As the official “water master” for the Berkeley Springs International Water Tasting competition, Von Wiesenberger has the task of getting judges up to speed on what makes for a good water.
As the author of several books on bottled water, as well as multiple other books and articles on food and beverages, Von Wiesenberger is an internationally known print and broadcast presenter. He’s a member of the International Bottled Water Association and a past president of The International Food, Wine and Travel Writers Association, so it’s safe to say he knows his water.
“I have about an hour to get someone ready to evaluate water,” he says. “We use tasting sheets that were designed for NASA to evaluate the acceptability of mineralization in water for space travel. It’s not too hard – we are looking for the absence of things, really.”

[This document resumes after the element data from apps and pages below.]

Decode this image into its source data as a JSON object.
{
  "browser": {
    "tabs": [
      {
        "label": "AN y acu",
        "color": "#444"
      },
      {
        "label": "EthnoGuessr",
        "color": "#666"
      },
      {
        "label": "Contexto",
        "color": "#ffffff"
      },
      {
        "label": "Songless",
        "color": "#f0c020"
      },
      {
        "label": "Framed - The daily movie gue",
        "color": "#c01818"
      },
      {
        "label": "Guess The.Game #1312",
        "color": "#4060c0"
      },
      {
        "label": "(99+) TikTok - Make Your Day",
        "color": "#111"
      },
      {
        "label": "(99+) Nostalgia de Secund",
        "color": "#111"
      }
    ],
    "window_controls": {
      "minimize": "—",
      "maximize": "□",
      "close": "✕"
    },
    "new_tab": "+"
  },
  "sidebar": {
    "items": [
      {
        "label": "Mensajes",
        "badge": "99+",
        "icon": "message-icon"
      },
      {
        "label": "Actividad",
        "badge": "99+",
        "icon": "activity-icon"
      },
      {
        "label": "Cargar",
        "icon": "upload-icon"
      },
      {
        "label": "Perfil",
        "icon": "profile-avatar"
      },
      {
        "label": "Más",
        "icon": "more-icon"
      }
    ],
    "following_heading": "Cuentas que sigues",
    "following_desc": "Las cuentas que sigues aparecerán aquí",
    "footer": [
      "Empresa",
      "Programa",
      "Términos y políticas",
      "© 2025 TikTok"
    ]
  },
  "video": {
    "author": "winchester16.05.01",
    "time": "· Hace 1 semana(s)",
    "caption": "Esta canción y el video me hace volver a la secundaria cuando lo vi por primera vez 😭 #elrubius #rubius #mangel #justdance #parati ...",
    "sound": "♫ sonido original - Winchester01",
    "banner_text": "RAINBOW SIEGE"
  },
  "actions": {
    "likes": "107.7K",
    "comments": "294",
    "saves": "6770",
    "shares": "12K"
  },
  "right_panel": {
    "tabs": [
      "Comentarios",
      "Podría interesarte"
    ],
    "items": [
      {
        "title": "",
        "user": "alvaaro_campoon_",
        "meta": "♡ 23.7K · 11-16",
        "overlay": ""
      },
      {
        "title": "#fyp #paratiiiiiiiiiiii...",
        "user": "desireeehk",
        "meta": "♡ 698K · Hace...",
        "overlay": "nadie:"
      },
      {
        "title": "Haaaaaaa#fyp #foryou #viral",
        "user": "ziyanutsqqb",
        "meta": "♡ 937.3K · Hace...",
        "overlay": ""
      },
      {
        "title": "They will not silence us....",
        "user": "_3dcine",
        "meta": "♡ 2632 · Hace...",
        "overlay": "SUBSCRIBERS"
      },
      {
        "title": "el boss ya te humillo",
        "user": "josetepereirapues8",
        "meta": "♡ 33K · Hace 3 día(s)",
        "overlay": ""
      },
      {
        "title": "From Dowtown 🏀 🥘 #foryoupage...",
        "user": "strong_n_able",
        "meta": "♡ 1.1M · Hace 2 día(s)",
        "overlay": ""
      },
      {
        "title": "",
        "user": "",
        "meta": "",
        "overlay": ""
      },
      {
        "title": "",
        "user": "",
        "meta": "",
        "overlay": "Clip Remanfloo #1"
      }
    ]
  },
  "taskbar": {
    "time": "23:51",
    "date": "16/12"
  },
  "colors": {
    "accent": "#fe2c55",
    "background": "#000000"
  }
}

For example, when someone fills a glass from the tap, they smell the chlorine used in most municipal water. Bottled water doesn’t have that smell, or at least it shouldn’t. Also, if something’s floating in the water, that takes points off. Clear and transparent is the goal.
Then there’s an aroma check, which in addition to the aforementioned chlorine can also include a swampy smell, which might indicate the presence of algae, or iron, which gives a metallic smell. Even worse is a plastic smell, which would indicate a low-grade casing.
“Then we move onto taste,” Von Wiesenberger explains. “When you roll the water over your palate, you can pick up subtleties of sweetness, bitterness or sourness. Water does have a flavor profile.
“Sweeter-tasting water means certain minerals, like potassium, while calcium and magnesium provide hardness. Silica, on the other hand, will give you a ‘mouth feel’ of slipperiness.”
Springs have a unique fingerprint, he adds, and so each water can provide its own overall impression. That, he says, is what the judges are after.
“When we talk about flavor, mouth-feel and aftertaste, that’s what we mean,” he says.
“Do you feel thirsty after drinking it? Do you want more or not? Our scoring sheets run the range from ‘I would use this as my everyday drinking water’ to ‘I can’t stand this water in my mouth,’ and that’s how we add it all up.”